How likely a woman is to become pregnant after the procedure varies from clinic to clinic, but success rates in the 30 percent range are common.

A few years ago, Gen X International of Madison, Conn., began selling filters that promised to keep certain polluting gases out of embryo incubators. The theory was that tiny amounts of "volatile organic compounds" that would never harm a fetus inside a mother's uterus might seep inside a lab's incubators and prove toxic to a microscopic embryo just lying in a dish.

Dr. Jacob Mayer, the Jones Institute's embryology lab director was extremely skeptical that air filters would have any effect, since the lab's air was already controlled under tight regulations.

But the Jones Institute purchased four of the $2,400 incubator filters, enough for half of its embryo incubators, and Mayer set out to resolve the issue.

Between October 1998 and March of this year, he housed embryos in either filtered or unfiltered incubators, randomly assigning them to each incubator. No other part of the IVF treatment changed, and neither the women nor their physicians knew who received "filtered" or "nonfiltered" embryos.

Fifty-two percent of women implanted with embryos grown in filtered incubators became pregnant, vs. 30 percent of women whose embryos were grown in nonfiltered incubators, Mayer reported Tuesday at a meeting of the American Society for Reproductive Medicine.

Mayer doesn't know why the results turned out as they did. Because he didn't expect the experiment to work, Mayer didn't take the expensive step of having his incubators' air quality tested before and after filtration -- so he doesn't know if there were some polluting gas lurking around.

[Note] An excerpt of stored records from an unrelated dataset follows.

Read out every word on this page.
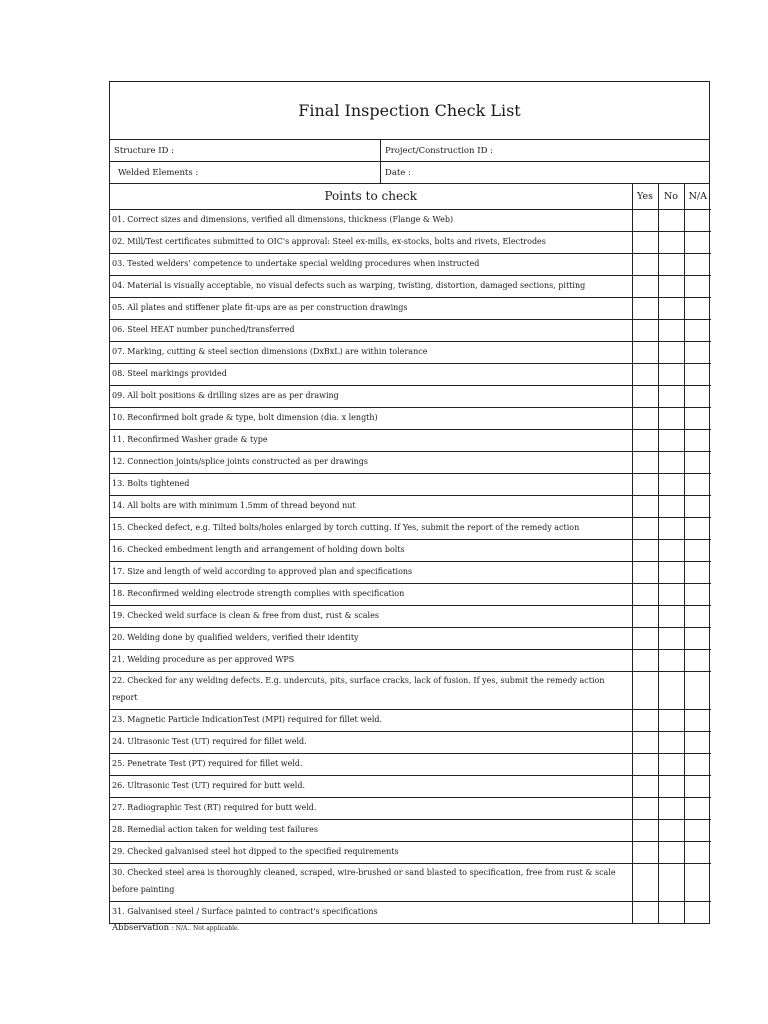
Final Inspection Check List
Structure ID :	Project/Construction ID :
Welded Elements :	Date :
Points to check	Yes	No	N/A
01. Correct sizes and dimensions, verified all dimensions, thickness (Flange & Web)			
02. Mill/Test certificates submitted to OIC's approval: Steel ex-mills, ex-stocks, bolts and rivets, Electrodes			
03. Tested welders' competence to undertake special welding procedures when instructed			
04. Material is visually acceptable, no visual defects such as warping, twisting, distortion, damaged sections, pitting			
05. All plates and stiffener plate fit-ups are as per construction drawings			
06. Steel HEAT number punched/transferred			
07. Marking, cutting & steel section dimensions (DxBxL) are within tolerance			
08. Steel markings provided			
09. All bolt positions & drilling sizes are as per drawing			
10. Reconfirmed bolt grade & type, bolt dimension (dia. x length)			
11. Reconfirmed Washer grade & type			
12. Connection joints/splice joints constructed as per drawings			
13. Bolts tightened			
14. All bolts are with minimum 1.5mm of thread beyond nut			
15. Checked defect, e.g. Tilted bolts/holes enlarged by torch cutting. If Yes, submit the report of the remedy action			
16. Checked embedment length and arrangement of holding down bolts			
17. Size and length of weld according to approved plan and specifications			
18. Reconfirmed welding electrode strength complies with specification			
19. Checked weld surface is clean & free from dust, rust & scales			
20. Welding done by qualified welders, verified their identity			
21. Welding procedure as per approved WPS			
22. Checked for any welding defects. E.g. undercuts, pits, surface cracks, lack of fusion. If yes, submit the remedy action report			
23. Magnetic Particle IndicationTest (MPI) required for fillet weld.			
24. Ultrasonic Test (UT) required for fillet weld.			
25. Penetrate Test (PT) required for fillet weld.			
26. Ultrasonic Test (UT) required for butt weld.			
27. Radiographic Test (RT) required for butt weld.			
28. Remedial action taken for welding test failures			
29. Checked galvanised steel hot dipped to the specified requirements			
30. Checked steel area is thoroughly cleaned, scraped, wire-brushed or sand blasted to specification, free from rust & scale before painting			
31. Galvanised steel / Surface painted to contract's specifications			
Abbservation : N/A.. Not applicable.
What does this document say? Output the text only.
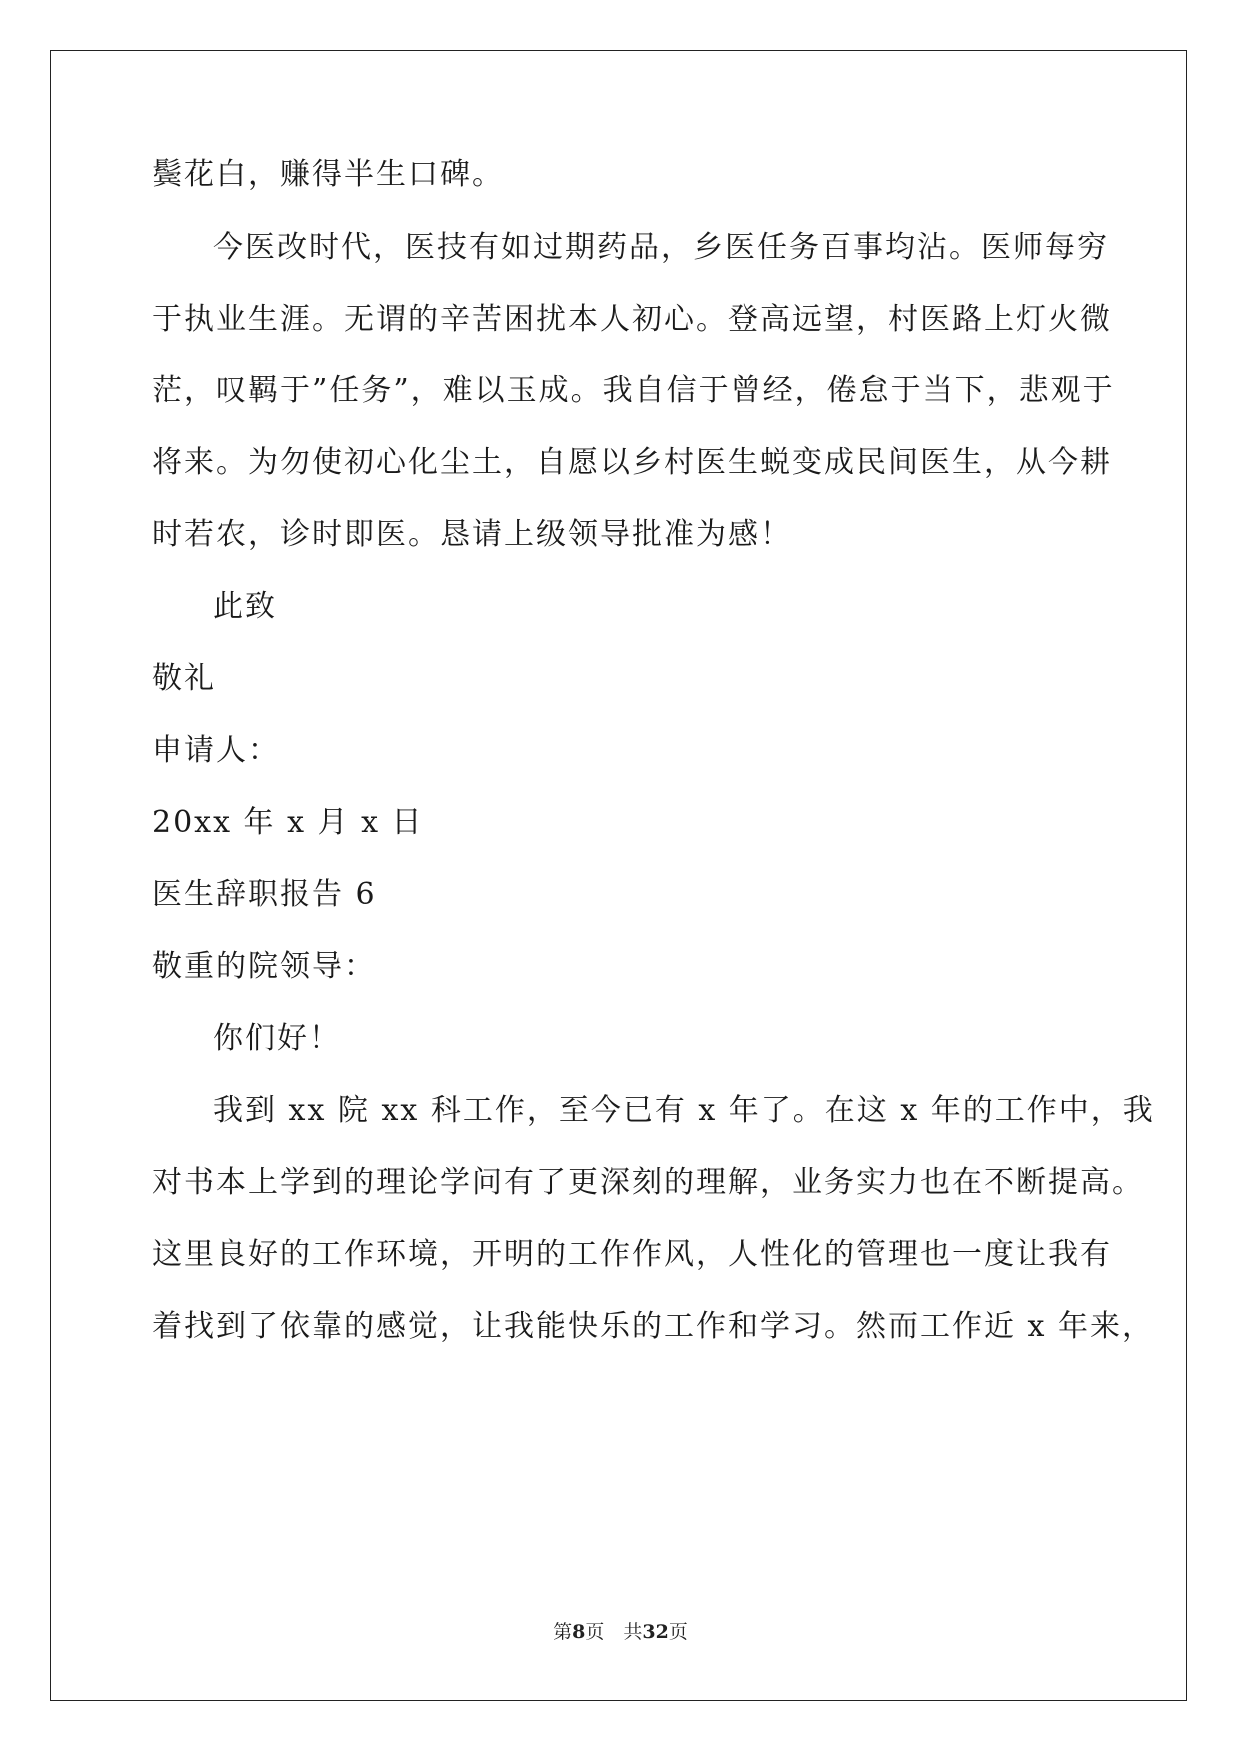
鬓花白，赚得半生口碑。
今医改时代，医技有如过期药品，乡医任务百事均沾。医师每穷
于执业生涯。无谓的辛苦困扰本人初心。登高远望，村医路上灯火微
茫，叹羁于”任务”，难以玉成。我自信于曾经，倦怠于当下，悲观于
将来。为勿使初心化尘土，自愿以乡村医生蜕变成民间医生，从今耕
时若农，诊时即医。恳请上级领导批准为感！
此致
敬礼
申请人：
20xx 年 x 月 x 日
医生辞职报告 6
敬重的院领导：
你们好！
我到 xx 院 xx 科工作，至今已有 x 年了。在这 x 年的工作中，我
对书本上学到的理论学问有了更深刻的理解，业务实力也在不断提高。
这里良好的工作环境，开明的工作作风，人性化的管理也一度让我有
着找到了依靠的感觉，让我能快乐的工作和学习。然而工作近 x 年来，
第8页　共32页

It is too soon to know how many of the Jones Institute's pregnancies culminated in live births, but Mayer will check whether the filters made an enduring difference. Regardless, he has purchased filters for th rest of the clinic's incubators.

A few other clinics have tried the filters and reported they didn't seem to help, but the Jones Institute so far has performed the only scientifically well-controlled study, said Michael Tucker, scientific director of the Shady Grove Fertility Center in Rockville, Md.

"It is a definite step forward," Tucker said. "It has sparked a lot of interest."